Even with a profitable strategy on the AI-Trader stack, you still face real-world hurdles:

  1. Broker Integration.
    AI-Trader does not natively connect to Interactive Brokers, Binance, Bybit, etc. You will need to:
    • build a bridge between tool_trade.py and broker APIs;
    • implement robust handling of network errors, partial fills, and reconciliation of positions.
  2. LLM API Costs.
    For daily/hourly trading this is manageable, but:
    • complex reasoning calls are not cheap;
    • at scale (many instruments, many agents) model costs may meaningfully eat into your alpha.
  3. Regulatory and compliance concerns.
    Fully autonomous systems with no human oversight are not how serious institutional desks operate. You will need proper monitoring, controls, and risk sign-offs.

7. How a Professional Algotrader Should Use AI-Trader

Summarising the sensible use cases:

  1. Treat it as a research benchmark and sandbox, not a turnkey EA.
    Use it to compare different LLM agents, signals, and your own strategies on consistent datasets.
  2. Strictly separate benchmark PnL from real-world expectations.
    Any positive backtest in AI-Trader must be re-validated:
    • in an independent backtesting stack with realistic costs;
    • on out-of-sample windows;
    • under stress tests and resampling.
  3. Use LLMs as an overlay, not the entire brain.
    For example:
    • core trade signals from classical quant models;
    • LLM agents for:
      • news interpretation,
      • dynamic risk regime selection,
      • explainable trade rationales for clients/investors.
  4. Never go straight to full-auto live trading.
    Minimal responsible path:
    • historical replay / backtest;
    • live paper-trading with real-time data;
    • small real money with strict limits.
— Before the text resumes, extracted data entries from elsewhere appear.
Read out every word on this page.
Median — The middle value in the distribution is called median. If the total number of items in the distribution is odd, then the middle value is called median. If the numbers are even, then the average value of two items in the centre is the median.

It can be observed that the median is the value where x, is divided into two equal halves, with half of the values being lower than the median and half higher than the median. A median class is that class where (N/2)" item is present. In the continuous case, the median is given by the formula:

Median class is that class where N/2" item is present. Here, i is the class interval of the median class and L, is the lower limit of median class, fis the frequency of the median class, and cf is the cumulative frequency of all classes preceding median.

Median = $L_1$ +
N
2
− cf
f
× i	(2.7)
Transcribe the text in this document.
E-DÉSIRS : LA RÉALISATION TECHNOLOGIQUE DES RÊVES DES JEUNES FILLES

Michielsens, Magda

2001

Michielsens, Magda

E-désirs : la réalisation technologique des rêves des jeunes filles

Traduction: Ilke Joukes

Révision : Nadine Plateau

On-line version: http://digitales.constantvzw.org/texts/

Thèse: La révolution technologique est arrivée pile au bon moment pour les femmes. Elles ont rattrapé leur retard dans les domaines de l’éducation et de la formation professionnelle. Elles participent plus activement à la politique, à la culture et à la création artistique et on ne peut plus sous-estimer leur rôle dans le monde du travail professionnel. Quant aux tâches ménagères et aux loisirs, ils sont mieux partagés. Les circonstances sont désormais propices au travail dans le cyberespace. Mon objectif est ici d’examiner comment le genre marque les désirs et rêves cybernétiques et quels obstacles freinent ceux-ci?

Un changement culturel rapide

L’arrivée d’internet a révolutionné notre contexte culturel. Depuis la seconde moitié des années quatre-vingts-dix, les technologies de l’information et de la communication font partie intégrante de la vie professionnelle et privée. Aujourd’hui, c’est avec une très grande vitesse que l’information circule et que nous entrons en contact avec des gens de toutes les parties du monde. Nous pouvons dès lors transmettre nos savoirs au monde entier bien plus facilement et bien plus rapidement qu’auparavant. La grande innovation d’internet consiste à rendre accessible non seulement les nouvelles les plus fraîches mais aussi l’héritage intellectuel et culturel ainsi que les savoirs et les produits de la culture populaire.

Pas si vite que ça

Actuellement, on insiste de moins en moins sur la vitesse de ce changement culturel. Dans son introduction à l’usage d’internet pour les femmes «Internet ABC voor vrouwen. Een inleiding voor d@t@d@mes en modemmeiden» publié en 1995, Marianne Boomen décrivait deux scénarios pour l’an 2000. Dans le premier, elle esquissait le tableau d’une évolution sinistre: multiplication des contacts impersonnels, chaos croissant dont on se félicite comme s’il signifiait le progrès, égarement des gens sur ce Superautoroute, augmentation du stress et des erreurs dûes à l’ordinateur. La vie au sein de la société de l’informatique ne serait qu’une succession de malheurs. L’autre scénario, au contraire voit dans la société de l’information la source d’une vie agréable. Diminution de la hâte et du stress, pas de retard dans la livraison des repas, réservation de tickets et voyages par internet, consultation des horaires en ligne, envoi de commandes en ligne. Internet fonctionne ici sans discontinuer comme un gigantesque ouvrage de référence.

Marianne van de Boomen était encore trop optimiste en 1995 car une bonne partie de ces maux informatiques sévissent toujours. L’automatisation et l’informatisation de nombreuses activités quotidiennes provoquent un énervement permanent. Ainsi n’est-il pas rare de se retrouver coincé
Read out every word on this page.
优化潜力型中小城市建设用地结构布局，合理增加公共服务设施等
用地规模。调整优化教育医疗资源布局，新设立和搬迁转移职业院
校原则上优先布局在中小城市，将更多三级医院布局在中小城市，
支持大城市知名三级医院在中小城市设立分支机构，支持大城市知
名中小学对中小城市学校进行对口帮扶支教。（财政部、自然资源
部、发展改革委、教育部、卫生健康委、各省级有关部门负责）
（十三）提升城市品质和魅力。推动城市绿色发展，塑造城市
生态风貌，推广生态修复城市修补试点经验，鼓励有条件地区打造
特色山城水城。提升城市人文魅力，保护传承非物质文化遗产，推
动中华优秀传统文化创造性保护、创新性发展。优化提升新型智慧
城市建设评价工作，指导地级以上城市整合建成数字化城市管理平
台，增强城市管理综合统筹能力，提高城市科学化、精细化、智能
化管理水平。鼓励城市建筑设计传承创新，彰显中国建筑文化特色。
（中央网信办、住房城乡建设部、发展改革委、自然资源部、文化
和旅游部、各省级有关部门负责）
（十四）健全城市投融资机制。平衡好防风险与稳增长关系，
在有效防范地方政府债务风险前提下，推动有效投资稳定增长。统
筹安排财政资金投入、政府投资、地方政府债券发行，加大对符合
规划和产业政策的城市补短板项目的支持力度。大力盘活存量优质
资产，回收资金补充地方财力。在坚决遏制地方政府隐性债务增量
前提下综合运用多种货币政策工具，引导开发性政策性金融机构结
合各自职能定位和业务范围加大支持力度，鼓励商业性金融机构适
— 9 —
8. Final Verdict: Can AI-Trader Deliver Stable Auto-Profits?

Let’s answer plainly.

Given the current state of the project and the available evidence, using AI-Trader “out of the box” (with default LLM agents) to earn stable profits on the market in fully automated mode is neither methodologically sound nor practically safe.

Main reasons:

  1. No robust, long-horizon, independently verifiable track record.
    Existing results cover relatively short periods and are not sufficient to claim durable alpha.
  2. Simplified and partially documented market model.
    Bar-level data, lack of explicit slippage/fee modelling, and missing detailed risk framework all inflate “paper” performance and hide real-world failure modes.
  3. Macro evidence against stable alpha.
    Most active managers underperform their benchmarks over 10–15 years, even with large teams and capital. First-generation LLM agents in a simplified research environment are unlikely to beat these odds without heavy human-driven quant engineering.

At the same time:

  • AI-Trader is a very valuable research tool, especially if you:
    • develop your own EAs/algos,
    • want to compare them against LLM agents,
    • need a multi-market, reproducible testbed for content and R&D.

Used as a framework rather than a “black-box robot”, it can be part of a serious workflow: your signals + robust risk engine + AI-Trader’s environment + LLM assistance.

But the promise of “stable, fully automatic income just by running AI-Trader” belongs to marketing fantasies, not to professional quantitative trading.